Sie soll dem Projekt „Power4Steel“der Stahl-Holding-Saar zugute kommen. Zwei Drittel der Stahlproduktion der Holding sollen damit auf klimafreundliche Energieträger umgestellt werden, unter anderem auf Wasserstoff. Man hatte im Saarland lange auf die Förderzusage gewartet. Beschäftigte waren auf die Straße gegangen, 20.000 Arbeitsplätze hängen mit der Stahlindustrie im Saarland zusammen.
Wie sieht es bei Thyssenkrupp aus?
Der Branchenführer ist verantwortlich für 2,5 Prozent des bundesweiten Kohlendioxid-Ausstoßes.
Man wolle den Anteil „durch die Dekarbonisierung des Stahls drastisch verringern“, kündigte Thyssenkrupp-Chef Miguel Lopez am Montag an.
Doch viele Fragen seien noch offen: „Wo kommen die gigantischen Mengen grüner Energie her, die wir für einen klimaneutralen Betrieb der Anlagen benötigen? Und wie sieht es bei den Kosten aus?“Künftig würden die Energiekosten bei der Stahlherstellung bis zur Hälfte der Gesamtkosten ausmachen. Thyssenkrupp baut in Duisburg seine erste Direktreduktionslage und bekommt von Bund und Land
NRW zwei Milliarden Euro – rund ein Viertel für Investitionen, den Großteil zur Subventionierung der Mehrkosten. Die EU hat grünes Licht gegeben, der Förderbescheid war schon vor dem Klimafonds-Urteil erteilt. Doch die Anlage ersetzt nur ein Viertel der klassischen Produktion in Duisburg. Thyssenkrupp würde gerne mehr Anlagen bauen, hat aber nach Jahren der Krise kein Geld dafür – und wünscht sich nun mehr Hilfe vom Staat. Die Stahlsparte hat 26.000 Beschäftigte.

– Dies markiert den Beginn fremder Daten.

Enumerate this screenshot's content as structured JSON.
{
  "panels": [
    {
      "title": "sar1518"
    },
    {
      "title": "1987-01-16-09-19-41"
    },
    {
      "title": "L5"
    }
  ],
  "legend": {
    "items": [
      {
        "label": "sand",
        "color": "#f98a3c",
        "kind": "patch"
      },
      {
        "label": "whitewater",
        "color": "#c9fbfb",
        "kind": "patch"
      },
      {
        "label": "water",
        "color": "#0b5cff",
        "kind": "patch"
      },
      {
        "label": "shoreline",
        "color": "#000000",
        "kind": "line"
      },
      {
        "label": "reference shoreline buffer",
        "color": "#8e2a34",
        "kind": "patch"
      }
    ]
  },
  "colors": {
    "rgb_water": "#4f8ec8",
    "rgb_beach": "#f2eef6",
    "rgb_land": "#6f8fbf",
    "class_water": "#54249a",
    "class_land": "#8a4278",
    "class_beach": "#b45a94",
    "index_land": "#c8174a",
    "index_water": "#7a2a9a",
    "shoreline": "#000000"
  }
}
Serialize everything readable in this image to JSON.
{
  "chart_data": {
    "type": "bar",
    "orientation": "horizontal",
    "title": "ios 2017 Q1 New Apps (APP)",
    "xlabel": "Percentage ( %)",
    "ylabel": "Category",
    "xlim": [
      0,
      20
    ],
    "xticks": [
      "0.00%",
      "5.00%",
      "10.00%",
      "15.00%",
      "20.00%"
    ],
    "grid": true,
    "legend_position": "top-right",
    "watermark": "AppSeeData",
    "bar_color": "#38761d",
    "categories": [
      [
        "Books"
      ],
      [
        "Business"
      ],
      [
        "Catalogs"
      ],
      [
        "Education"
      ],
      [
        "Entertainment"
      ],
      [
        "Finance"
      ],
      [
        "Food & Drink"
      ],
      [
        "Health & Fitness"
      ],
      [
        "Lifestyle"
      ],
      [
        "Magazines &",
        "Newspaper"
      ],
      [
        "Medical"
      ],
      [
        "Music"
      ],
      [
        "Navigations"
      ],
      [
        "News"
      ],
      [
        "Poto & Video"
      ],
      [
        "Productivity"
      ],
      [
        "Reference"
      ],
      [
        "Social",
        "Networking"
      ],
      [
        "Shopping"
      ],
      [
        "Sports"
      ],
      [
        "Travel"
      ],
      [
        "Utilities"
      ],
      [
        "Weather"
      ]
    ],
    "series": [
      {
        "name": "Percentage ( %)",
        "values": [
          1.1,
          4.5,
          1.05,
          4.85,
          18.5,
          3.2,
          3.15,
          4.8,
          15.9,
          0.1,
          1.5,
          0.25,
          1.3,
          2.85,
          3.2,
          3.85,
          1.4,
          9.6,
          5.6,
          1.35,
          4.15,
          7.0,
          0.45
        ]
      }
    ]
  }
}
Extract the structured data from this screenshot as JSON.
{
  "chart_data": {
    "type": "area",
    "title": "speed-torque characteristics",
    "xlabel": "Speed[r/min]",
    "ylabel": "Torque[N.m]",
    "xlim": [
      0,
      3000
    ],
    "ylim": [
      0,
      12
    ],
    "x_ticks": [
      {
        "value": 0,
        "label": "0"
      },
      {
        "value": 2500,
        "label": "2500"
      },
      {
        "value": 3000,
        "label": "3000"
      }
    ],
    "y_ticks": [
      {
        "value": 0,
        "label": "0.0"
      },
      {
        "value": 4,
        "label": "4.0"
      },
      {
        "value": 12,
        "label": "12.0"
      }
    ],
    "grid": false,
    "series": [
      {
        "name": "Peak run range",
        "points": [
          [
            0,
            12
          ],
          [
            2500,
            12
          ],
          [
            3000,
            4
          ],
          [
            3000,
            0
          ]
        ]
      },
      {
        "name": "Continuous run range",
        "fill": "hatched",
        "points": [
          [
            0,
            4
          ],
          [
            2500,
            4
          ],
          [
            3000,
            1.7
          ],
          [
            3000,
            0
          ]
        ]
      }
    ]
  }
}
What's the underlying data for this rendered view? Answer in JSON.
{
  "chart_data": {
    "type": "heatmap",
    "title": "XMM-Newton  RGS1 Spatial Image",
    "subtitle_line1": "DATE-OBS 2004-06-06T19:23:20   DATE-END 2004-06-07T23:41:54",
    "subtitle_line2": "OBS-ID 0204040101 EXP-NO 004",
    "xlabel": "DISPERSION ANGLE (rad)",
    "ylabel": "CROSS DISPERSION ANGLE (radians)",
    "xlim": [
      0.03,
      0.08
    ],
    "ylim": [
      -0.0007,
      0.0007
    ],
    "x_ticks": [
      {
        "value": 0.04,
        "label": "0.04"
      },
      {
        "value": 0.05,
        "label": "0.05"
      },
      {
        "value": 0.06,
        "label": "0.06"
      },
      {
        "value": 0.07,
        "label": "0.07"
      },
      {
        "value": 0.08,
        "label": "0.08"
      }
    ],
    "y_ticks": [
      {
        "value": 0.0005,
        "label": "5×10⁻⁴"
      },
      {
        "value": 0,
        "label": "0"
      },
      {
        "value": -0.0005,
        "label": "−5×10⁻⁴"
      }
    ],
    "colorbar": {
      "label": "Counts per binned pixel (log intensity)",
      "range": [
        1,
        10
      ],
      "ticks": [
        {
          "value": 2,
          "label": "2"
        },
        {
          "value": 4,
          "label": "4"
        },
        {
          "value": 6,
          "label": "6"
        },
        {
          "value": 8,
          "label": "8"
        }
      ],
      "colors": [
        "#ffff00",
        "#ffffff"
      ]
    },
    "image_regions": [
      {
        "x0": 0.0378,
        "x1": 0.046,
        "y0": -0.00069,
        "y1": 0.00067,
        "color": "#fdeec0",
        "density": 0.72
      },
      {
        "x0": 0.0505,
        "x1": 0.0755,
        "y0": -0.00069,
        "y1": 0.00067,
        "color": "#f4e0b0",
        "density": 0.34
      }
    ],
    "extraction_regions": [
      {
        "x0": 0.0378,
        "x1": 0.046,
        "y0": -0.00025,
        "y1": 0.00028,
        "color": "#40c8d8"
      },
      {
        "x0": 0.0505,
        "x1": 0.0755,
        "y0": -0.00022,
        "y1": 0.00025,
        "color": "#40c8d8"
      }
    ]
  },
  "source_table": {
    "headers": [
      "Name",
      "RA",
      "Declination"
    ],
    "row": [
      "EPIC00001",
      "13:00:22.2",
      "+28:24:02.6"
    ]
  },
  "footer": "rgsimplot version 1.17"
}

Was kostet das den Steuerzahler?
Viel Geld. Denn die Branche will nicht nur Investitionshilfen und eine Subventionierung der Kosten, sondern fordert auch niedrigere Strompreise. „Besonders dringend sind wettbewerbsfähige Strompreise als unverzichtbare Grundlage für unsere Produktion“, sagte Kerstin Rippel, Chefin der Wirtschaftsvereinigung Stahl. Ökonomen wie Moritz Schularick halten dagegen nichts von Hilfen für die energieintensive Industrie.